Comment by rayiner

5 years ago

It is a dichotomy: you either believe that police brutality and inequality can be fixed within the basic structure of our society and economy, or you don't.

I'm a regular reader of Jacobin, so I have some idea of what modern Marxists think. (Though I won't say I'm well read on the subject.) But that's besides the point--I have no objection to Marxists participating in solving police brutality and inequality. I'm addressing the practice of socially coercing people to say "black lives matter." What ideas are you actually asking people to endorse? I think many, many people are happy to endorse that idea insofar as it means "the police shouldn't murder black people because of the color of their skin," or "black people shouldn't get the short end of the economic stick."

But the eponymous organization behind the slogan happens to be led by Marxists and has a Marxist and anti-Western platform. I think people are quite reasonably hesitant that what they're actually being asked to endorse is the platform and ideology of the organization. And I think it's perverse to insist on such endorsement under the banner of anti-racism.

I don't read Jacobin and find American socialism tiresome and unmoored from reality. But the "What We Believe" statement you cited earlier espouses none of the economic justice positions of Jacobin or the DSA, nor do either of their petitions.

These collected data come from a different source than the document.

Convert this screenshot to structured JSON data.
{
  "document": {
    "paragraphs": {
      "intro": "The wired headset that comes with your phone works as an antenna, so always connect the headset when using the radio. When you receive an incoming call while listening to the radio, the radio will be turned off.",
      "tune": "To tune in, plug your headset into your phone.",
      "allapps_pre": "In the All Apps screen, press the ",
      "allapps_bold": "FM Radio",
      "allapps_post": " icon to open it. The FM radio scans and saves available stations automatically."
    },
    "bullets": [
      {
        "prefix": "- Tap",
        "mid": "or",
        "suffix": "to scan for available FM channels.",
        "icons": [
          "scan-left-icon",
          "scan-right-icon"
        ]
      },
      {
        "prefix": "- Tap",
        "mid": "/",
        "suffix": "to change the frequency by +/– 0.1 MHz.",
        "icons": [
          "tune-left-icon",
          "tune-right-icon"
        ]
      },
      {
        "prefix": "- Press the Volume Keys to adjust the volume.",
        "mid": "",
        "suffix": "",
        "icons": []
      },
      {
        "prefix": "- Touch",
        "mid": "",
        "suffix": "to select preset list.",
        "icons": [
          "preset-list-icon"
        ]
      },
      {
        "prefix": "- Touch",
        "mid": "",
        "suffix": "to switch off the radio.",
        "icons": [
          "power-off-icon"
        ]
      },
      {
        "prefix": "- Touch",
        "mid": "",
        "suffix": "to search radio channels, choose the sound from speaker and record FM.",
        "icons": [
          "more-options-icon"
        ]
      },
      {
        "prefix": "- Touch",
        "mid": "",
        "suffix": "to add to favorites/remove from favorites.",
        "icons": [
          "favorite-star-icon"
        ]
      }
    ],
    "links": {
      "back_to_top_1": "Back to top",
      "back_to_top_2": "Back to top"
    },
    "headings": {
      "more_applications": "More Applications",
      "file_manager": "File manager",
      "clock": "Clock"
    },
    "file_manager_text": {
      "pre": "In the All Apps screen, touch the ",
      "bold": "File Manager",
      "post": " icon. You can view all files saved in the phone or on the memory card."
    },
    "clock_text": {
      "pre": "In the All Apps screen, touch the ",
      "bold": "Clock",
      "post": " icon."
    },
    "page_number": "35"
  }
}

There is a strain of socialist activism in BLM (you saw it with the ridiculous "property crime isn't violence" stuff). But those were voices in a larger crowd, and the movement doesn't seem to endorse them explicitly.

There are BLM signs all over Oak Park and, I assure you, very few of these people actually want to defund the Oak Park Police Department. I think BLM supporters have more clarity on the issues than you give them credit for: they're standing in solidarity with black people who have been targeted for generations by a policing culture we all know to be fucked up. They're not looking to seize the means of production.

> I'm addressing the practice of socially coercing people to say "black lives matter." What ideas are you actually asking people to endorse? I think many, many people are happy to endorse that idea insofar as it means "the police shouldn't murder black people because of the color of their skin," or "black people shouldn't get the short end of the economic stick."

I think you're quite severely overestimating both the number of people who are asking others to endorse Marxism when pressuring them to support their side in the current moment, and more to the point, the number of people who perceive themselves as being pressured to endorse Marxism in the current moment. There is some tangible benefit to both the far left and to the right for there to be a perception that that is what is going on, but I'm just not seeing it much IRL.

My extended social circle might not be representative of anything, but people are talking about cops murdering people, the behavior and misbehavior of protesters, whether vandalism during a protest is bad or somehow actually good for some reason (sigh), whether protesters deserve to suffer brutality at the hands of police (double sigh), whether racism is even a thing and whether whites are the REAL victims of racism (facepalm), whether events that are happening and are clearly documented on widely distributed video are really happening or whether that's just what "they" want us to think, and some other crazy stuff that I bet would sound familiar to you as well.

I think I'd actually feel a lot better about things if I were witnessing an argument about fringe political beliefs coming to the fore, rather than finding out how many people I know are overtly or covertly racist. That sounds a little negative but some demonstrably good things are happening as well, so... you take the bad with the good, I guess.

  • Parent poster was not talking about people who are merely being asked "to support their side in the current moment"; their concern was specifically wrt. the slogan/hashtag "Black Lives Matter", which is associated with a radical Marxist organization. One can care about Black lives and even demonstrate that they care without endorsing a harmful slogan.

    > I think I'd actually feel a lot better about things if I were witnessing an argument about fringe political beliefs coming to the fore, rather than finding out how many people I know are overtly or covertly racist.

    That makes sense, but it's also sensible to ask whether hijacking a much-needed conversation about race and police brutality to push fringe, Marxist-inspired political views helps people and institutions become less racist. It's not even clear that 'Black Lives Matter', as an overtly organized and led social movement, is doing all that much to meaningfully improve Black lives.

    • > Parent poster was not talking about people who are merely being asked "to support their side in the current moment"; their concern was specifically wrt. the slogan/hashtag "Black Lives Matter", which is associated with a radical Marxist organization. One can care about Black lives and even demonstrate that they care without endorsing a harmful slogan.

      The parent poster described himself in another comment as pro-BLM (his phrase), and I think he was making some slightly more subtle points.